Is fall'n into the sear, the yellow leaf:

And that which should accompany old age'

As honour, love, obedience, troops of friends,

I must not look to have........." (act5 sc.3)

Macbeth is tired of his life, as if living on extra time; he knows the autumnal degeneration having set in, and admits that he does not deserve what a good old man hopes to get. He is pitiable, but still self-respecting.

b)  " I have almost forgot the taste of fears.

The time has been, my senses would have cool'd

To hear a night-shriek, and my fell of hair

Would at a dismal treatise rouse and stir

As life were in 't.

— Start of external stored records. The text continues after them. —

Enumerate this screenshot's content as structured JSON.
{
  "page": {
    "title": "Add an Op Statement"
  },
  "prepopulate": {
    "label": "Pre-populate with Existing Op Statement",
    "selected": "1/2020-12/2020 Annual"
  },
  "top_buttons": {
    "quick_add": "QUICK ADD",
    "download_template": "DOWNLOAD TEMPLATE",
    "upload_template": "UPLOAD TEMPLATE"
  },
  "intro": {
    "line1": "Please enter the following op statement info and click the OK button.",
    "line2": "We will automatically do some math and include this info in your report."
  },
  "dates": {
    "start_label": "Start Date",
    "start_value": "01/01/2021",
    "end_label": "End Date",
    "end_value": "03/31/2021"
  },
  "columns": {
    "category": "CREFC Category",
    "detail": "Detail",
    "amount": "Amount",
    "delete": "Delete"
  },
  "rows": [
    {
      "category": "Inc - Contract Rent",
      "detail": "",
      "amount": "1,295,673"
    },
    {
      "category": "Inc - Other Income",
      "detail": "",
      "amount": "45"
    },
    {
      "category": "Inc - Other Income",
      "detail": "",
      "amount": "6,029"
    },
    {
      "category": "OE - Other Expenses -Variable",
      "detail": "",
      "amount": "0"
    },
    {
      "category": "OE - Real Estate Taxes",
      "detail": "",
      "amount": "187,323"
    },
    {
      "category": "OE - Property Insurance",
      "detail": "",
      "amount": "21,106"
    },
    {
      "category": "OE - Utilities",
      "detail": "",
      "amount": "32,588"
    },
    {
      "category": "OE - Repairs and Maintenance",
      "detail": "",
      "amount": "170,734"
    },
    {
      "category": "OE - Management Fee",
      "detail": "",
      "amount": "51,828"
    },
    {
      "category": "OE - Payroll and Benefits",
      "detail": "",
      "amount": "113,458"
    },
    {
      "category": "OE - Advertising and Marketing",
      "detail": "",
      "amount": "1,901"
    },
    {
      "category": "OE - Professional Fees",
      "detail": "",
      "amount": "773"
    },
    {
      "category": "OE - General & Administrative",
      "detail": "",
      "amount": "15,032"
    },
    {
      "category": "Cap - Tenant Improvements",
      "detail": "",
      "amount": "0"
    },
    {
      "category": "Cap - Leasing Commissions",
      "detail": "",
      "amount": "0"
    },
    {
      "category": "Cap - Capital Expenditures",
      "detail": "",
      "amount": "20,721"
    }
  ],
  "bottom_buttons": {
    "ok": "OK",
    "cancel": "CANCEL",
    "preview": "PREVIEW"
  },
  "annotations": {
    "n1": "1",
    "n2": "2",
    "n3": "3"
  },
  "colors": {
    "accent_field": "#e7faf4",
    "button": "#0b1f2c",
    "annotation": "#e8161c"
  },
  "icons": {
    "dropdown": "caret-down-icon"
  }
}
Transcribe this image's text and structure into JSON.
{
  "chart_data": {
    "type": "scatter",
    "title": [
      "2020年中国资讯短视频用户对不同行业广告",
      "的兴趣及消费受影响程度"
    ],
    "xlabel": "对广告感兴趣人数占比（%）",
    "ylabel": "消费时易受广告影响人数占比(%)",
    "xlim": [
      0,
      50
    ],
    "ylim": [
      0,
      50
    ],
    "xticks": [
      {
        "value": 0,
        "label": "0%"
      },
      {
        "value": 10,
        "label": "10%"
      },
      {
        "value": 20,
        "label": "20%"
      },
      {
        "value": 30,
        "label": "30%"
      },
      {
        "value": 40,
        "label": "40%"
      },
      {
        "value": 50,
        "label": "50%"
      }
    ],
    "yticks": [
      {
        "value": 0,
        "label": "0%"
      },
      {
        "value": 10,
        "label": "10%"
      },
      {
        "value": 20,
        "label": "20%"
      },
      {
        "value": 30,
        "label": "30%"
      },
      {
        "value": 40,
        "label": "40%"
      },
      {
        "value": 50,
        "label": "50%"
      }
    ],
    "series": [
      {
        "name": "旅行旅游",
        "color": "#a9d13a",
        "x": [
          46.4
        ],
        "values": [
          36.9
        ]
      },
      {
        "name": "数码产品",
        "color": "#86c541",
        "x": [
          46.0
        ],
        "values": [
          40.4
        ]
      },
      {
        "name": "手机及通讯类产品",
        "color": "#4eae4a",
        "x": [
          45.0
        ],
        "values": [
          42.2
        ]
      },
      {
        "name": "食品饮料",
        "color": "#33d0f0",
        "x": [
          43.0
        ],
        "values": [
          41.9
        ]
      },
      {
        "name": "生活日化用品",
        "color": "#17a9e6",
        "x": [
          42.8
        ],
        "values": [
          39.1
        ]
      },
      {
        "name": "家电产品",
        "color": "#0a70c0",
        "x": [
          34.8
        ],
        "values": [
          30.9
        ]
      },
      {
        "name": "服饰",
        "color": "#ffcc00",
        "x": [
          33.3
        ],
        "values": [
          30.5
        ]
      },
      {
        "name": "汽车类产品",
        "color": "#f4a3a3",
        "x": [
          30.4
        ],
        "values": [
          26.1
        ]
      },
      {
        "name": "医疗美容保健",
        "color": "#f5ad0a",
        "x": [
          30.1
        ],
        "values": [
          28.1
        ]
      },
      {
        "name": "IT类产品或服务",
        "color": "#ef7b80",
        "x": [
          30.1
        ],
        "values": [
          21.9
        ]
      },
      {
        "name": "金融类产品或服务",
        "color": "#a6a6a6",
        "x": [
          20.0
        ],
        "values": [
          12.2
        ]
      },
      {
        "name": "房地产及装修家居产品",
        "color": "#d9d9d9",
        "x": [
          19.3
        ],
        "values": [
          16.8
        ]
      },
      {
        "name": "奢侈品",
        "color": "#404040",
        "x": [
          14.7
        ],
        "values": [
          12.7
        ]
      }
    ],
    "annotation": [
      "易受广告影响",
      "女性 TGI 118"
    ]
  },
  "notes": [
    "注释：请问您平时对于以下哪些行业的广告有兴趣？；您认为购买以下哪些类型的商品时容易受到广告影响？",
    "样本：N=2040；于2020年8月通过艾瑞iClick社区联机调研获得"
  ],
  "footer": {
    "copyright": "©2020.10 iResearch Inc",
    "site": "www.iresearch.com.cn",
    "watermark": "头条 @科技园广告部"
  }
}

I have supp'd full with horrors. (V.v)

Once again Macbeth is gloomy and introspective, looking back into the past & looking at his present anaesthetised state of mind.

c)  " To-morrow, and to-morrow, and to-morrow,

Creeps in this petty pace from day to day,

To the last syllable of recorded time;

And all our yesterdays have lighted fools

The way to dusty death. Out, out, brief candle!

Life's but a walking shadow, a poor player

That struts and frets his hour upon the stage

And then is heard no more; it is a tale

Told by an idiot, full of sound and fury,

Signifying nothing ".  (V.v)

The news of Lady Macbeth's death breeds in Macbeth a deep sense of melancholy pessimism, a sense of futility of human life and endeavour. He is more of an existentialist philosopher than a mere tyrant or a killer.

Soon Macbeth goes down to defeat and death, but not without some dignity and self-respect. He refuses to submit to Malcolm and agrees to fight Macduff till death though he realises how the 'juggling fiends' have worked for his undoing.